CMU (Compare and Move unit compare moving units)

This unit provides the ability to copy values from one register to another register. Supports any combination and multi-bit length (bit).

This unit also provides the ability to compare data types. The comparison is done by setting multiple conditional entrances. VRF can also initiate this comparison to compare multiple data.

LSU (load store unit loading storage unit)

There are 2 load storage units available to load and store data to two register files

LSU works with other units, blending multiple data types, described above in the shave Isa documentation.

BRU (Branching Unit branch)

BRU provides branching functionality. The shave has a 5-cycle delay slot for filling in other instructions.

PEU (predicate Execution Unit Predictive execution Unit)

Peu helps to achieve conditional branch prediction and preservation conditions within LSU and VAU units

IRF: Shaping register file (32*32)
From words of 32-bit wide data
The IRF can be accessed by the IAU or the SAU units
Scalar Register File (32x32)
32 Words of 32-bit wide data
the SRF can accessed by the SAU unit only

Vrf:vector Register File (32x128)

32 Words of 128-bit wide data
the VRF can accessed by the VAU unit only

Here is an example of a shave assembly

; The code is for ISAAC version 1.1
. version
. Data Initsection 0x40000000
. int 0x10, 0x10, 100, 100
. Data Colorsection 0x90101000
. Byte 0xFF, 0xFF, 0xFF; white
. Byte 0x00, 0x00, 0x00; black
. Data Framesection 0x10008000
. Incbin "Frame1.bin"
. Code entrypoint 0x1d000000
LSU0. Ldil I0, vcolortable; load pointer to colors
|| LSU1. Ldih I0, vcolortable
LSU0. Ldih I1, vbmppointer; load Bmppointer
|| LSU1. Ldih I1, Vbmppointer
. end

This assembly consists of 2 fields: Data sections and Code sections.
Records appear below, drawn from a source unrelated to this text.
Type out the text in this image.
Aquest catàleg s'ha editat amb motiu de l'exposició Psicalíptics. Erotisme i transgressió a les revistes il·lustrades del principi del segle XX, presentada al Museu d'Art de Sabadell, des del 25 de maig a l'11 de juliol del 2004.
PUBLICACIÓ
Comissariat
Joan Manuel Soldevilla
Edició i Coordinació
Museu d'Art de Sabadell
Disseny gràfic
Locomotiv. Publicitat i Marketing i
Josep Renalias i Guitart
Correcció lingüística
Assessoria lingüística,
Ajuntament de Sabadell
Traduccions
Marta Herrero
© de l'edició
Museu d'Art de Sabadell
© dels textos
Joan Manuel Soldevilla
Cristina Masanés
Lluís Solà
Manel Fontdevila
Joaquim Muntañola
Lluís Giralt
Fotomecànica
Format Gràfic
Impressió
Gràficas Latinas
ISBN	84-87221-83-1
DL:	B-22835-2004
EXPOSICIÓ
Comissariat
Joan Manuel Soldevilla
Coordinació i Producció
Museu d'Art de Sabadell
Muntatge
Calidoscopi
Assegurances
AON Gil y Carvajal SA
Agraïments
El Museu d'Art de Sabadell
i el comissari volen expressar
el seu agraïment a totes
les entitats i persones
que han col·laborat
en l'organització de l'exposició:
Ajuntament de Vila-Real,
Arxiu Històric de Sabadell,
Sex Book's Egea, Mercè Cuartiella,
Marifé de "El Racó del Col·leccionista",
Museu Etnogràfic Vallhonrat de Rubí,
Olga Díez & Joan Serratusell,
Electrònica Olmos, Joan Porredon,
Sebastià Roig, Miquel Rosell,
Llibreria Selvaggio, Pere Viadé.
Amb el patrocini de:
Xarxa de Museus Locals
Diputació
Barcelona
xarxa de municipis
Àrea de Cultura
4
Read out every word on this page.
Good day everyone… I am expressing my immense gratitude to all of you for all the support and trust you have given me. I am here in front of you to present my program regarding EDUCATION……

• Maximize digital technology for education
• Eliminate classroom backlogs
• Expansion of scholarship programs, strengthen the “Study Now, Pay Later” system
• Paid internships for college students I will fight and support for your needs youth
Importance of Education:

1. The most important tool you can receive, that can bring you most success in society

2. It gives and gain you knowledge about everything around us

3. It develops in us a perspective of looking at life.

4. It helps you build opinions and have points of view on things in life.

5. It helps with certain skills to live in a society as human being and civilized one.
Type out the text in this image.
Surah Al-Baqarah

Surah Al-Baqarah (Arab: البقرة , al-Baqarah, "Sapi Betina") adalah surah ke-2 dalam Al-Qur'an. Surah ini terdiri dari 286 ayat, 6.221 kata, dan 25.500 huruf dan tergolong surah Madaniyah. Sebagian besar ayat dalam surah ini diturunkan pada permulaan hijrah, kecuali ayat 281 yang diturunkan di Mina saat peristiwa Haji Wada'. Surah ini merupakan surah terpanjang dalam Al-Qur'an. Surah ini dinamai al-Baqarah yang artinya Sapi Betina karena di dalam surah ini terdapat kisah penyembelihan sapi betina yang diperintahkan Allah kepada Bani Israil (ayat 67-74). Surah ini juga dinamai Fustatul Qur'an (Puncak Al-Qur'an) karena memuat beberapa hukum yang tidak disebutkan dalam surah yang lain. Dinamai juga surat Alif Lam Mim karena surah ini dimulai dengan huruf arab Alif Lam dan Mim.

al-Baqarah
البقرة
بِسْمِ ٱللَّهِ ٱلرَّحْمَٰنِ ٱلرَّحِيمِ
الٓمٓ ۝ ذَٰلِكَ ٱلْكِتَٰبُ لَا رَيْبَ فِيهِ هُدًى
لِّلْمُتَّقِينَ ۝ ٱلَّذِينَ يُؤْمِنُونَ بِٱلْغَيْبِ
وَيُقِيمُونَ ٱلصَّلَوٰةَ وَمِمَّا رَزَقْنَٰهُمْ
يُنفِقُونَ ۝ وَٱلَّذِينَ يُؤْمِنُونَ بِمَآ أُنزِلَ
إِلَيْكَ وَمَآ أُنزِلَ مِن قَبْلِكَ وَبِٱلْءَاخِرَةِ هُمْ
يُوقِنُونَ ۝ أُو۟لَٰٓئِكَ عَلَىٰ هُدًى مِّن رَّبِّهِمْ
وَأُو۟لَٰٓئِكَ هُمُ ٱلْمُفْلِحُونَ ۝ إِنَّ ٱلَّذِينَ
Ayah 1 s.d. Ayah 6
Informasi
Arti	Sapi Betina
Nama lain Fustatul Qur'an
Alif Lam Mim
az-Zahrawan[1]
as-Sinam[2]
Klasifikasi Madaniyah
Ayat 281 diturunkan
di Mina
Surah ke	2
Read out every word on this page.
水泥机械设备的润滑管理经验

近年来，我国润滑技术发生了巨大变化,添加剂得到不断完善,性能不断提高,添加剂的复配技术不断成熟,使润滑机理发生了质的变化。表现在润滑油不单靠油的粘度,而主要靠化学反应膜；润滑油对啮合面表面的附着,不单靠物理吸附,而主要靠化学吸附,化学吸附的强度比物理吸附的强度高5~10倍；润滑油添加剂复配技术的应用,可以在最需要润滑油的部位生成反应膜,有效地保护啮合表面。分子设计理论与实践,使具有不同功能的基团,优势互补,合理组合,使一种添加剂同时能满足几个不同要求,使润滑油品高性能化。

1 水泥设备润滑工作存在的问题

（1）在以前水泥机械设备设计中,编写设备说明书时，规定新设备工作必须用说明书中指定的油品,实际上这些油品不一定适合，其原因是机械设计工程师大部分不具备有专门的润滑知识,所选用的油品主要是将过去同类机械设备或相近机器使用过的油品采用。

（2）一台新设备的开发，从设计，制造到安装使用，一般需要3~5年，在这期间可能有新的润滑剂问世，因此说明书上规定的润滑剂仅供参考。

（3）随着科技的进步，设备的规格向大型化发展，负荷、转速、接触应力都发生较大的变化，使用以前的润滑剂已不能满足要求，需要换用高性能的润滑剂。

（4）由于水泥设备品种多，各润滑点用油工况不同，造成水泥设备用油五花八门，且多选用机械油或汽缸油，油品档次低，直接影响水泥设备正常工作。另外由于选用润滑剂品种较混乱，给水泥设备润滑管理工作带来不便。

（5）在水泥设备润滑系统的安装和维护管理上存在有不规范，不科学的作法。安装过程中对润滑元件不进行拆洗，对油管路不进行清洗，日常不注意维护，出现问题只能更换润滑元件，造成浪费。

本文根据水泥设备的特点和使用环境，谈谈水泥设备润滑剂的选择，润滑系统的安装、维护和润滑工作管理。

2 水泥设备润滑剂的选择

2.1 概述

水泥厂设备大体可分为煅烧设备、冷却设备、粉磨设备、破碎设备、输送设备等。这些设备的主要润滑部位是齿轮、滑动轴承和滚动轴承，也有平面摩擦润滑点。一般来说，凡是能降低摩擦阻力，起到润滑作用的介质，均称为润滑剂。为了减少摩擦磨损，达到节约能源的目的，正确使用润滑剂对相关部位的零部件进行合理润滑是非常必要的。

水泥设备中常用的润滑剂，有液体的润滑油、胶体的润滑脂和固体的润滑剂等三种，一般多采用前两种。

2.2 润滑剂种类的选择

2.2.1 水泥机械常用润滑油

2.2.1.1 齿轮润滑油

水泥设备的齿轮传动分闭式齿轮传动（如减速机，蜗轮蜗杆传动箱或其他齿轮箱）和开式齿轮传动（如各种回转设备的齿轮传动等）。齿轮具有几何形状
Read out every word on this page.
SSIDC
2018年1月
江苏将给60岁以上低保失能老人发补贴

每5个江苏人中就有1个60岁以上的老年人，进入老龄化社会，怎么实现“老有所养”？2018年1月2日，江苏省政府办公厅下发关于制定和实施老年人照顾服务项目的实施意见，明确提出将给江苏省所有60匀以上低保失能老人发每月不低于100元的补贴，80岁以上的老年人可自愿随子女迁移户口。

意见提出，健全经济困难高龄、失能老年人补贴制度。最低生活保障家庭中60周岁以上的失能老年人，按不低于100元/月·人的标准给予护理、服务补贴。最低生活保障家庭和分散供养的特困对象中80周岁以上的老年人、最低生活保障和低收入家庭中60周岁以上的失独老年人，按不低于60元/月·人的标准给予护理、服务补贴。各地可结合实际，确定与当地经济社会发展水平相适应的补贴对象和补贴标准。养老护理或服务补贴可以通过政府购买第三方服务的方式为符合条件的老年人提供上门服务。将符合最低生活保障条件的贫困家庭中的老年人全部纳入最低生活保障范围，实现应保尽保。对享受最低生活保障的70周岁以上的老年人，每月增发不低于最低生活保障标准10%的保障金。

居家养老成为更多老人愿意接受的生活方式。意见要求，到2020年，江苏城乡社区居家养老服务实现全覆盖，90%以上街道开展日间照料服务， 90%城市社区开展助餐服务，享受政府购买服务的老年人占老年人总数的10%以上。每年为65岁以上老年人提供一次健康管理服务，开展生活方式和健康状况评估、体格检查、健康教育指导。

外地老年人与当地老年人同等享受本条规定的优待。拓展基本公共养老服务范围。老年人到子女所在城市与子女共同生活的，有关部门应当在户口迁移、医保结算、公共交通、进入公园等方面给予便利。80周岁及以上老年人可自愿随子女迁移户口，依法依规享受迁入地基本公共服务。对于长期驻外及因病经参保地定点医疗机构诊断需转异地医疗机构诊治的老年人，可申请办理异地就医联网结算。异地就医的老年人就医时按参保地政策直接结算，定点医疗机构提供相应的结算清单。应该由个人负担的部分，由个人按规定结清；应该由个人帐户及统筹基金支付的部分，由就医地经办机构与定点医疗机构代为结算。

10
Each of them contains:

<sectionName> + <sectionDefaultAddress>

The data segment consists mainly of images and tests.

The code snippet contains the assembly codes that need to be executed.

Code is organized in the pipeline and pre-processing instructions.

"| |" The expression is executed simultaneously within the same cycle.


Compiler space bar and TAB key


Comments are ";" or "//"


The symbol must be [Label]: as follows:

LSU0. Ldil I1, Endlabel
|| LSU1. Ldih I1, Endlabel
VAU. ADD. I32 V1, V2, V3


The symbols in the assembly code are processed into strings. There are differences in capitalization.

. Set Symbolname 0xffff0000
LSU0. Ldil I1, Symbolname
|| LSU1. Ldih I1, (symbolname >> 16)
; I1 'll has the value 0xffff0000

Symbolname will be replaced by 0xffff0000.


Numbers are treated as immediate numbers, may have different prefixes, decimal (no prefixes), 16 binary (' 0x '), 2 binary (' 0b ')

The Ldil and LDIH operators are load-specific immediate numbers:

Ldil: Load low 16 bits.

Ldih: If this number can fill 16bit, load this number, if not fill 16bits, high 16 bit will be loaded (??). )


. Set SymbolName1 0x41200000
. Set SymbolName2 10f32
LSU0. Ldil I1, SymbolName1
|| LSU1. Ldih I1, (SymbolName1 >> 16)
LSU0. Ldil I2, SymbolName2
|| LSU1. Ldih I2, (SymbolName2 >> 16)
; I1 and I2 would have the same values 0x41200000

I1 and I2 are equal to 0x41200000.


The parameter separator symbol can be a space or ', '.

NOP 4 is equivalent to:





NOP executes 4 times.

Shave Overview (Pending modification)

Contact Us

The content source of this page is from Internet, which doesn't represent Alibaba Cloud's opinion; products and services mentioned on that page don't have any relationship with Alibaba Cloud. If the content of the page makes you feel confusing, please write us an email, we will handle the problem within 5 days after receiving your email.

If you find any instances of plagiarism from the community, please send an email to: and provide relevant evidence. A staff member will contact you within 5 working days.

A Free Trial That Lets You Build Big!

Start building with 50+ products and up to 12 months usage for Elastic Compute Service

  • Sales Support

    1 on 1 presale consultation

  • After-Sales Support

    24/7 Technical Support 6 Free Tickets per Quarter Faster Response

  • Alibaba Cloud offers highly flexible support services tailored to meet your exact needs.